You gave me the wrong number last night so I texted someone else something I definitely shouldn't have.
i also saw a trio of peacocks walking along a sidewalk in hollywood today. i really hope im not tripping.
If your 8 lb baby was ham it would serve 6-8 people
You better get here soon. I'm about to spend $30 on a cactus online
Fuck Spring. The birds chirping at 4am make me feel unnatural for still being up and drunk.
I needed a test subject that didn't know any of my friends so that if i screwed up no one would really know or spread rumours about how it was the worst bj ever
She straight up told me, "I don't care if he films as long as he's quiet." You sure you can't find the camera?
I think I'm goin to jail but either way I had a blast.
I told him i turn boys gay hoping that would scare him off.

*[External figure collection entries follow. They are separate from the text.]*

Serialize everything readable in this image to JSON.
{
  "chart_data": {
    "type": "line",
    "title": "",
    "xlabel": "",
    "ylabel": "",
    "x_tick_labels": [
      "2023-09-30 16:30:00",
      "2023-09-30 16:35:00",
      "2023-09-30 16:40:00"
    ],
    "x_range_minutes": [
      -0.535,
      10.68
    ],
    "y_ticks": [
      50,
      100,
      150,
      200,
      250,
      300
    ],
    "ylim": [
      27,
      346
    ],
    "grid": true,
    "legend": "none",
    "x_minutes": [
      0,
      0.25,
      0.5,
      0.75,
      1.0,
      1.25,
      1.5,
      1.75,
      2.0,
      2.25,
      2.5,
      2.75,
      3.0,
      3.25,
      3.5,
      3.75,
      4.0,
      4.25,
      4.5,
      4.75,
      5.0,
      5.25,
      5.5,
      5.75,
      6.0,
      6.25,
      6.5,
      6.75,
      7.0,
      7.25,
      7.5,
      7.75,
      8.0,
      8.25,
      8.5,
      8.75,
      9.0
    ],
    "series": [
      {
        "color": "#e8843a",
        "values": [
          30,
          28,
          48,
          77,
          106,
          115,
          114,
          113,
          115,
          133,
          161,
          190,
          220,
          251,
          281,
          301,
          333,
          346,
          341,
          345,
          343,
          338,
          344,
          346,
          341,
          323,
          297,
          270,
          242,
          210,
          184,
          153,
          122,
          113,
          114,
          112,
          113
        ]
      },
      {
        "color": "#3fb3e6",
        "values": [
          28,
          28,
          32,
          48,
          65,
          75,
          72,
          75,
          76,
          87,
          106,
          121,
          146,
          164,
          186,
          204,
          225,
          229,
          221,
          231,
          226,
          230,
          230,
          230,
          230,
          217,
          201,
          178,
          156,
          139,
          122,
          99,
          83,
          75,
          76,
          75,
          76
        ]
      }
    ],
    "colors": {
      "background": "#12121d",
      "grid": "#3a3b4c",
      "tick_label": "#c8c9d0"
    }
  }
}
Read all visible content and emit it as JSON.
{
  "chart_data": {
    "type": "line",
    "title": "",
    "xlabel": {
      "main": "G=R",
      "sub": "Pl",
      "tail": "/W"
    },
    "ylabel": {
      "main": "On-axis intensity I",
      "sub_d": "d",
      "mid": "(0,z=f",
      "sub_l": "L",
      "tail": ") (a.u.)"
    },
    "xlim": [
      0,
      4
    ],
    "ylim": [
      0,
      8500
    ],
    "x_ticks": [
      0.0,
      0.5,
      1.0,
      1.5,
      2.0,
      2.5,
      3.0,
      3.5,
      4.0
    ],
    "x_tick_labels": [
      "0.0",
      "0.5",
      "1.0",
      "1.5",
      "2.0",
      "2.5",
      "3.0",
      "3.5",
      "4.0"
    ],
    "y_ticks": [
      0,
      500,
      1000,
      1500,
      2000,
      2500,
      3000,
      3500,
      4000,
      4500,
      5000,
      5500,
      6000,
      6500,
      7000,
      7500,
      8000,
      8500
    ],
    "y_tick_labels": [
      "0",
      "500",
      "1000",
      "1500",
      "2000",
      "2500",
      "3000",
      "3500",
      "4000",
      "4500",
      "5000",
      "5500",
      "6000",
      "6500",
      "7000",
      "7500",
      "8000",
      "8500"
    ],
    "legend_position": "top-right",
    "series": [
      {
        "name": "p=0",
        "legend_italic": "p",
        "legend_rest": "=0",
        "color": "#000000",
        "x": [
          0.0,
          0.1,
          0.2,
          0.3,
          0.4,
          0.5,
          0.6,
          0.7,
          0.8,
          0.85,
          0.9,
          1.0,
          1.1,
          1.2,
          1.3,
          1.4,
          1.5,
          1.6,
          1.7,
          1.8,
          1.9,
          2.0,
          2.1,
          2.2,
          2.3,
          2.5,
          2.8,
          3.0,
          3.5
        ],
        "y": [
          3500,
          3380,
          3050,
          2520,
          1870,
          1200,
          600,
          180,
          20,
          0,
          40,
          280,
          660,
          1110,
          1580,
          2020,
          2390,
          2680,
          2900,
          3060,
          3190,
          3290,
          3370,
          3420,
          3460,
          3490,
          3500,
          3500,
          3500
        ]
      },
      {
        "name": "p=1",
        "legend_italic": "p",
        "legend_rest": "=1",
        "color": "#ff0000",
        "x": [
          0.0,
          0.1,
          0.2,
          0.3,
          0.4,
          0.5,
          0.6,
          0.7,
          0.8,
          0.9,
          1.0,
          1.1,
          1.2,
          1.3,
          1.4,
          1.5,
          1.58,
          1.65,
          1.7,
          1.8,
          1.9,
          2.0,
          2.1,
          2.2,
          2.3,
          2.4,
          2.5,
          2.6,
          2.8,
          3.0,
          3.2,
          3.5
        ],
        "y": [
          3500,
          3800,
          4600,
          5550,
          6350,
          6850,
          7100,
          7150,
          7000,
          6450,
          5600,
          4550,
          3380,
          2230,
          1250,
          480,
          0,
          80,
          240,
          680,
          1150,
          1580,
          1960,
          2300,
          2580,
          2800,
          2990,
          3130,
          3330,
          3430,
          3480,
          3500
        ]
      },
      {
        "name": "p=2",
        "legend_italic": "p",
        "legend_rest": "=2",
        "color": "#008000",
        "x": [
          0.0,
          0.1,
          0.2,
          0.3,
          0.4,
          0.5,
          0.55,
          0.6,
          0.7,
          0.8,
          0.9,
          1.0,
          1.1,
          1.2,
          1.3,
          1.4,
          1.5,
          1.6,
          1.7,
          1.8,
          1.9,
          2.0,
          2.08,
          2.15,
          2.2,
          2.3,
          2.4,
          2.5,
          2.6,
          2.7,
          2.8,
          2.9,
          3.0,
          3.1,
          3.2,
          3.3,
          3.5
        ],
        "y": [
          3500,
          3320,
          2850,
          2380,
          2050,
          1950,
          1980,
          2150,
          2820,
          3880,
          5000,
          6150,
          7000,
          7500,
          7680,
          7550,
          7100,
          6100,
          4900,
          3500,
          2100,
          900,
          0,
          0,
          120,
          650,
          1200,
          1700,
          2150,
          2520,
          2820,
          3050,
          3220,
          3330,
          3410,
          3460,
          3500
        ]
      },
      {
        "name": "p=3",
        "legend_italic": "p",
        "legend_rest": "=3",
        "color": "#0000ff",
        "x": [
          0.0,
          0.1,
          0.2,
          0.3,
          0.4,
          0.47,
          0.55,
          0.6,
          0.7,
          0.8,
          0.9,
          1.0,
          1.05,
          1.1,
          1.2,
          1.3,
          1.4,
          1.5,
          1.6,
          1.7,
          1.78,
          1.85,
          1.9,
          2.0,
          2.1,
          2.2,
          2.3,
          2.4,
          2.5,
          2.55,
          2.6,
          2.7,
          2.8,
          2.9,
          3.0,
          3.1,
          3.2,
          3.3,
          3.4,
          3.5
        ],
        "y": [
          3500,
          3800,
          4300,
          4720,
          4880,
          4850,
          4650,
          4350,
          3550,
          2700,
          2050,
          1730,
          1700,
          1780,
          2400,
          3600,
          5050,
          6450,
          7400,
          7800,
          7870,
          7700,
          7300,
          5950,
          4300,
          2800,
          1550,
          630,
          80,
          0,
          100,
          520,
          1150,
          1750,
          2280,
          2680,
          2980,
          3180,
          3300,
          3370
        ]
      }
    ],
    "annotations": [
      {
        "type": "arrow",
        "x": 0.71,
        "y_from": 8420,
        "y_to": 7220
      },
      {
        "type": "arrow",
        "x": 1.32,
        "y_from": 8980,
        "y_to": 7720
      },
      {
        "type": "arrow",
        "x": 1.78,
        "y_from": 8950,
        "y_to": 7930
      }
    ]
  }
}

Finally i found a way to take advantage of my disability.
I didn't know what to do so I panicked and puked in my pillowcase with my pillow still inside.
it was also funny because at one point I woke up with my hands tied with a belt and we were both like what the fuck
did i just see you in the movie theater carrying a margarita into Frozen?
All the 6 year olds are jealous of my alcohol
I may or may not have hooked up with the cop who arrested me.. Or I can cross hooking up with a stripper in a cop outfit off my bucket list.
I am watching xfiles and eating microwaved cookiedough, and I see nothing wrong with it.
I know. I know. He'll be weekday dick.